Our motoring guru Charles Rangeley-Wilson laments the growing number of cars’ automated features–from lane assist to emergency braking and too-sensitive boot-closing devices–that drive him mad.
I have held back on a certain train of criticism of more or less every car I’ve reviewed in recent months, or even the past year or two. It would be unfair, I’ve thought as each month went by, to single any one car out for a full-on assault — although some have tempted me.
I’ve saved it all up, much as I did for my complaint about the menacingly dangerous innovation of touch-screens published a year ago. Not that it appears to have made much difference — we’re all driving attention-sapping computers now. ‘That’s okay,’ is how I imagine the thinking goes at the Ministry of Transport, which pooh-poohed my Cassandra warning that accident statistics will climb in sync with touch-screen adoption, ‘because soon we will all be passengers in cars driven by robots.’ Ta dah!
Gulp. That’s not a prospect I hold much enthusiasm for. Not if the results so far of the inexorable and daft automation of more or less anything that can be automated — regardless of whether or not it should be — are anything to go by.
Currently, this intrusion falls into two broad categories: the needless and irritating, but probably harmless; and the well-intentioned, but also irritating and possibly dangerous.
The needless category generally involves the automation of something that has been, until now, no trouble at all to do manually — such as closing a boot lid. Because this perfectly simple thing can be automated, it has been automated. No one stopped to ask why. The result is that all car boots now close or open achingly slowly, in a pedantic sequence that cannot be altered, not even if you’ve just realised you’ve left your keys inside.
Opening, or closing, the boot is now so effortless you can do it when you don’t want to — because the key-fob button is ridiculously sensitive, for example — and not when you do. Skittish dogs can be released accidentally, at long range, on to the A1. Or you can be left standing there in the rain while the damn thing makes up its mind.
‘Several times, the car I’ve been driving has seen a ghost and I know I don’t want to stop at random when being followed by a milk tanker’
More worrying is the well-intentioned, but actually dangerous: such as default Lane Assist. Call me old fashioned, but when you get so tired you can no longer drive the car between the lines, I feel you should stop and have a cup of tea. Not lazily rely on some spooky microchip that sees phantom lines in the middle of the lane or tries to steer you away from a grass verge and into the path of a tractor or tugs scoldingly at the wheel every time you change lanes without indicating.

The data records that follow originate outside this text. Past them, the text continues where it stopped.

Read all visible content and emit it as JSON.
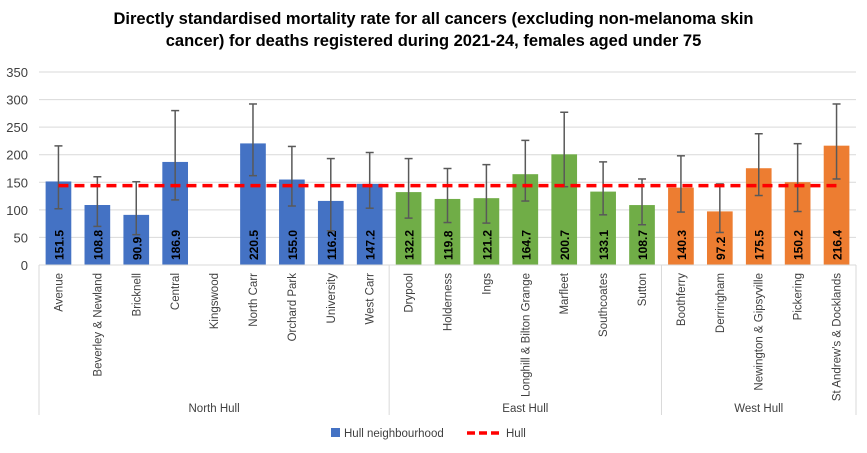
{
  "chart_data": {
    "type": "bar",
    "title_lines": [
      "Directly standardised  mortality rate for all cancers (excluding non-melanoma skin",
      "cancer)  for deaths registered during 2021-24, females aged under 75"
    ],
    "ylim": [
      0,
      350
    ],
    "yticks": [
      0,
      50,
      100,
      150,
      200,
      250,
      300,
      350
    ],
    "grid": true,
    "legend_position": "bottom",
    "colors": {
      "North Hull": "#4472C4",
      "East Hull": "#70AD47",
      "West Hull": "#ED7D31",
      "reference": "#FF0000"
    },
    "groups": [
      {
        "name": "North Hull",
        "categories": [
          "Avenue",
          "Beverley & Newland",
          "Bricknell",
          "Central",
          "Kingswood",
          "North Carr",
          "Orchard Park",
          "University",
          "West Carr"
        ],
        "values": [
          151.5,
          108.8,
          90.9,
          186.9,
          null,
          220.5,
          155.0,
          116.2,
          147.2
        ],
        "lower": [
          102,
          70,
          55,
          118,
          null,
          162,
          107,
          62,
          103
        ],
        "upper": [
          216,
          160,
          151,
          280,
          null,
          292,
          215,
          193,
          204
        ]
      },
      {
        "name": "East Hull",
        "categories": [
          "Drypool",
          "Holderness",
          "Ings",
          "Longhill & Bilton Grange",
          "Marfleet",
          "Southcoates",
          "Sutton"
        ],
        "values": [
          132.2,
          119.8,
          121.2,
          164.7,
          200.7,
          133.1,
          108.7
        ],
        "lower": [
          85,
          77,
          76,
          116,
          142,
          91,
          73
        ],
        "upper": [
          193,
          175,
          182,
          226,
          277,
          187,
          156
        ]
      },
      {
        "name": "West Hull",
        "categories": [
          "Boothferry",
          "Derringham",
          "Newington & Gipsyville",
          "Pickering",
          "St Andrew's & Docklands"
        ],
        "values": [
          140.3,
          97.2,
          175.5,
          150.2,
          216.4
        ],
        "lower": [
          96,
          59,
          126,
          97,
          156
        ],
        "upper": [
          198,
          147,
          238,
          220,
          292
        ]
      }
    ],
    "reference": {
      "name": "Hull",
      "value": 144
    },
    "legend": [
      "Hull neighbourhood",
      "Hull"
    ]
  }
}
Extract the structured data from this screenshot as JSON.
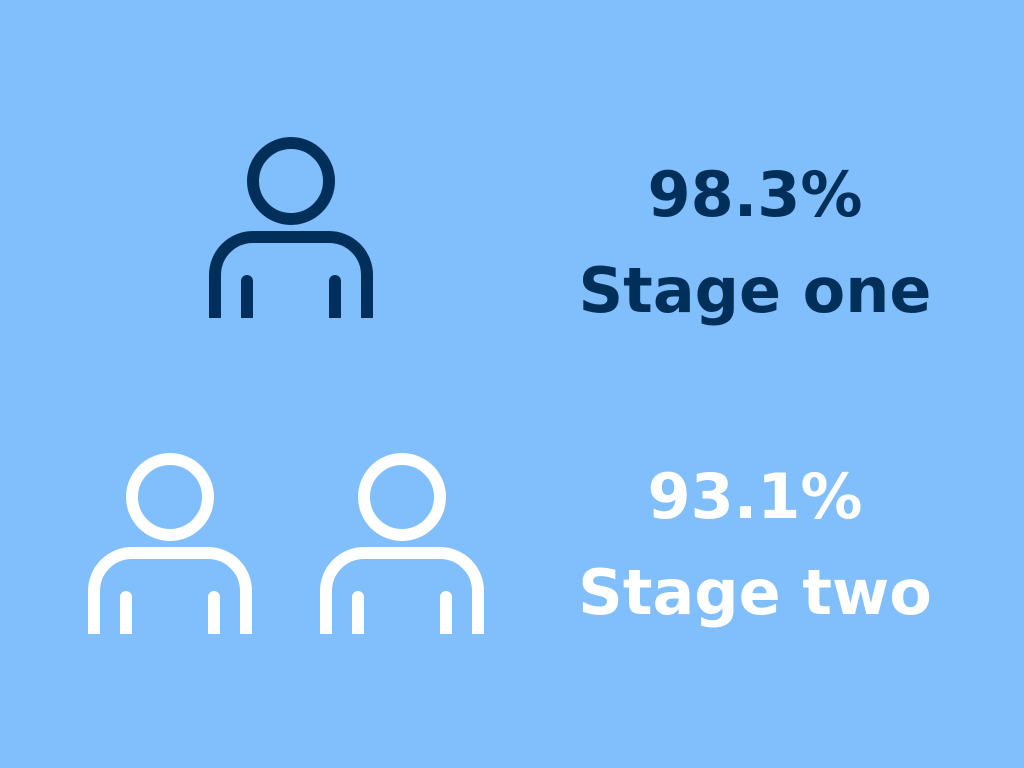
{
  "colors": {
    "background": "#80BEFC",
    "stage_one": "#00305A",
    "stage_two": "#FFFFFF"
  },
  "stages": [
    {
      "value": "98.3%",
      "label": "Stage one",
      "icon": "person-icon",
      "icon_count": 1
    },
    {
      "value": "93.1%",
      "label": "Stage two",
      "icon": "person-icon",
      "icon_count": 2
    }
  ]
}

It’s fine to have the function available (as cruise control is; I just never use it), but now, manufacturers are making lane assist the default every time you turn the engine on. Because the system is basically rubbish, that’s simply stupid.
‘There are also things that could be automated, but that, so far, have been ignored: GPS-based speed-limiters for towns, villages and near school playgrounds’
Emergency-brake ‘assist’ systems are pretty much all default. One day, a system such as this may save my life. Who knows? Right now, I fancy I can hammer on the anchors pretty well when I need to.
I can certainly tell the difference between complete thin air and an obstacle I don’t want to hit, but several times, the car I’ve been driving has seen a ghost and I know I don’t want to stop at random when being followed by a milk tanker. I know a bumpy Fenland road is not an actual traffic accident. I know I’d rather drive into a verge of nettles than be hit from behind by someone who’s looking at their phone (or their touch screen).
Sure, some automation systems are brilliant. ABS must have saved countless lives. Stability control is the same. There are also things that could be automated, but that, so far, have been ignored: GPS-based speed-limiters for towns, villages and near school playgrounds would be genuinely worthwhile, I feel.
However, this capacity for good, bad or stupid automation is too potent and too important to leave to the whims of car-makers locked in an automation cold war, turning every car they build into a hare-brained experiment. We need rational agreement on what could do with a helping hand (adhesion in the wet, for example) and what is (within the limits of technology as it is now, not where it might be one day) best left alone, such as steering and knowing when to apply the brakes.